We pull in krangl (similar to pandas) and lets-plot with %use
, it's easy and it sets up rich output
Fuel is 'officially supported' but was causing some problems. Anyway we need to manually import jsoup and moshi, they aren't supported by Kotlin-Jupyter.
@file:Repository("https://repo1.maven.org/maven2/")
@file:DependsOn("com.github.kittinunf.fuel:fuel:2.2.3")
@file:DependsOn("com.github.kittinunf.fuel:fuel-coroutines:2.2.3")
@file:DependsOn("org.jsoup:jsoup:1.13.1")
@file:DependsOn("com.squareup.moshi:moshi-kotlin:1.9.3")
import java.io.File
import kotlinx.coroutines.*
import com.github.kittinunf.result.Result
import com.github.kittinunf.fuel.Fuel
import com.github.kittinunf.fuel.core.FuelManager
import com.github.kittinunf.fuel.coroutines.*
import org.jsoup.Jsoup
import org.jsoup.nodes.Document
import com.squareup.moshi.*
%use krangl, lets-plot
Note that normally we could simply annotate each class with @JsonClass
to tell Moshi to auto-build Json adapters.
I don't believe that's possible with Kotlin-Jupyter (happy to be wrong about this) so we will create adapters by hand
// @JsonClass(generateAdapter = true)
data class ScoringPlay(
val quarter : Int,
val timeString : String,
val secondsElapsed : Int,
val team : String,
val detail : String,
val awayscore : Int,
val homescore : Int
)
// @JsonClass(generateAdapter = true)
data class PFRWeek(val season : Int, val weeknumber : Int, val pfrURLs : List<String>)

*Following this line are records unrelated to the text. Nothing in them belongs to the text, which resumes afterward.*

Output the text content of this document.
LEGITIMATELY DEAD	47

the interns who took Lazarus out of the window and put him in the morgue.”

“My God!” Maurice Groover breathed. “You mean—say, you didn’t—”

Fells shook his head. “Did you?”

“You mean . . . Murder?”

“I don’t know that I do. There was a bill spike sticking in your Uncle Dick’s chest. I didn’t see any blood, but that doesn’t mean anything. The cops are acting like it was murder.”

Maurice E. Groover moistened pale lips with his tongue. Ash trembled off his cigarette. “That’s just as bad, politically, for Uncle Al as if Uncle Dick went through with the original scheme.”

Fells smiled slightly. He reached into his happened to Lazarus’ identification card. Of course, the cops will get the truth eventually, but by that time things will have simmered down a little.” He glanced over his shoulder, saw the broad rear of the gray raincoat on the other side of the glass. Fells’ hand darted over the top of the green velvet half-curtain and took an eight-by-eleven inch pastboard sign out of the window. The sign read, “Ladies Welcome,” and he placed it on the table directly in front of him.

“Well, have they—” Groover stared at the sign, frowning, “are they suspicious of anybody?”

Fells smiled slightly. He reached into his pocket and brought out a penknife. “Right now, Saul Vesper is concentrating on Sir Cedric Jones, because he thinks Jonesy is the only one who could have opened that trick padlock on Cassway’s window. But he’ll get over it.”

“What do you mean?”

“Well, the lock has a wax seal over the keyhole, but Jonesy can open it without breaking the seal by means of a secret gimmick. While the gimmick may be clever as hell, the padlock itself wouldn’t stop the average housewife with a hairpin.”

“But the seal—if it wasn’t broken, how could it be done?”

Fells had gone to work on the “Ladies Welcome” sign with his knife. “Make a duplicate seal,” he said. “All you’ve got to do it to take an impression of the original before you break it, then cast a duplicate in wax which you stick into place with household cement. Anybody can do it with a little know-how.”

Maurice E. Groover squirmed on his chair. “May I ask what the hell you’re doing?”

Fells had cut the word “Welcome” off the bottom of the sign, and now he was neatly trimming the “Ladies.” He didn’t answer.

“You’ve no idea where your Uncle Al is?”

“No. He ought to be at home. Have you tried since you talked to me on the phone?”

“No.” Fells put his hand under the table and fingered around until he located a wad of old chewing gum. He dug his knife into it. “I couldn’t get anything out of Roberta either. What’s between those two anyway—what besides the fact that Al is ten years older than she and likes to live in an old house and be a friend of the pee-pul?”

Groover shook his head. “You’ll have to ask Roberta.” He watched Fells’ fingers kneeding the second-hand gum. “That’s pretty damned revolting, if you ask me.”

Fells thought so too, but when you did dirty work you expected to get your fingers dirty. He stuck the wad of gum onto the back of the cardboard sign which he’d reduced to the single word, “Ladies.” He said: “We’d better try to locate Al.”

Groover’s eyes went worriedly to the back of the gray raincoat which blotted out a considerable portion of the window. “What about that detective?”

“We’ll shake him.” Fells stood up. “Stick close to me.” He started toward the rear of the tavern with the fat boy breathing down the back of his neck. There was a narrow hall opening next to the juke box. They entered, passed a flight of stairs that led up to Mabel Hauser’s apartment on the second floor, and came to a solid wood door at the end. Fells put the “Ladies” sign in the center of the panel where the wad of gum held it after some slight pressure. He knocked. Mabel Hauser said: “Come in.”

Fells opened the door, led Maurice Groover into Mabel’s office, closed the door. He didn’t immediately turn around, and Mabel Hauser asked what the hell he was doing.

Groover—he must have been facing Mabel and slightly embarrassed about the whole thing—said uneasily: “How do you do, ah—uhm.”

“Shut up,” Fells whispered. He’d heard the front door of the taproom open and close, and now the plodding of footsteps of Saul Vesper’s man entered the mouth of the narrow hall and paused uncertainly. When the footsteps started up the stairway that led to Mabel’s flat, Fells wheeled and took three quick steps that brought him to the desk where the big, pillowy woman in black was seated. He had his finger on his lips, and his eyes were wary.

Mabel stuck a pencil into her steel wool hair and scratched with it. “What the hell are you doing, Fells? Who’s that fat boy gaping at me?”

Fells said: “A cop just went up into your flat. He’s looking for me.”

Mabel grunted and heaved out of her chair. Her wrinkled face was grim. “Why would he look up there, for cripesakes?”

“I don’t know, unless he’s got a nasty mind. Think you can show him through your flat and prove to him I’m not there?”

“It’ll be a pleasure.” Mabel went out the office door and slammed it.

// @JsonClass(generateAdapter = true)
data class PFRGame(
val season : Int,
val week : Int,
val pfrURL : String,
val hometeam : String,
val awayteam : String,
val homescore : Int,
val awayscore : Int,
val scoringplays : List<ScoringPlay>
)
// @JsonClass(generateAdapter = true)
data class TeamRecord(
val season : Int,
val teamname : String,
val url : String,
val abbr : String,
val wins : Int,
val losses : Int,
val ties : Int,
val pointsFor : Int,
val pointsAgainst : Int,
val pfrOSRS : Float,
val pfrDSRS : Float
)
data class PFRData(val games : List<PFRGame>, val records : List<TeamRecord>)
// in Kotlin-Jupyter, I don't think we can use codegen or reflection to auto-generate json adapters
// easy enough to do it here manually
val moshi : Moshi = Moshi.Builder().add(KotlinJsonAdapterFactory()).build()
val adapterScoringPlay : JsonAdapter<ScoringPlay> = moshi.adapter(ScoringPlay::class.java)
val adapterPFRGame : JsonAdapter<PFRGame> = moshi.adapter(PFRGame::class.java)
val adapterPFRWeek : JsonAdapter<PFRWeek> = moshi.adapter(PFRWeek::class.java)
val adapterTeamRecords : JsonAdapter<TeamRecord> = moshi.adapter(TeamRecord::class.java)
val adapterPFRData : JsonAdapter<PFRData> = moshi.adapter(PFRData::class.java)
we need a list of historical games. But more than that, we are looking for every instance of a similar, 20+ point deficit mid-3rd quarter. So just getting the game's final score isn't enough, we actually need to scrape every score of every game. Fortunately pro-football-reference has that data.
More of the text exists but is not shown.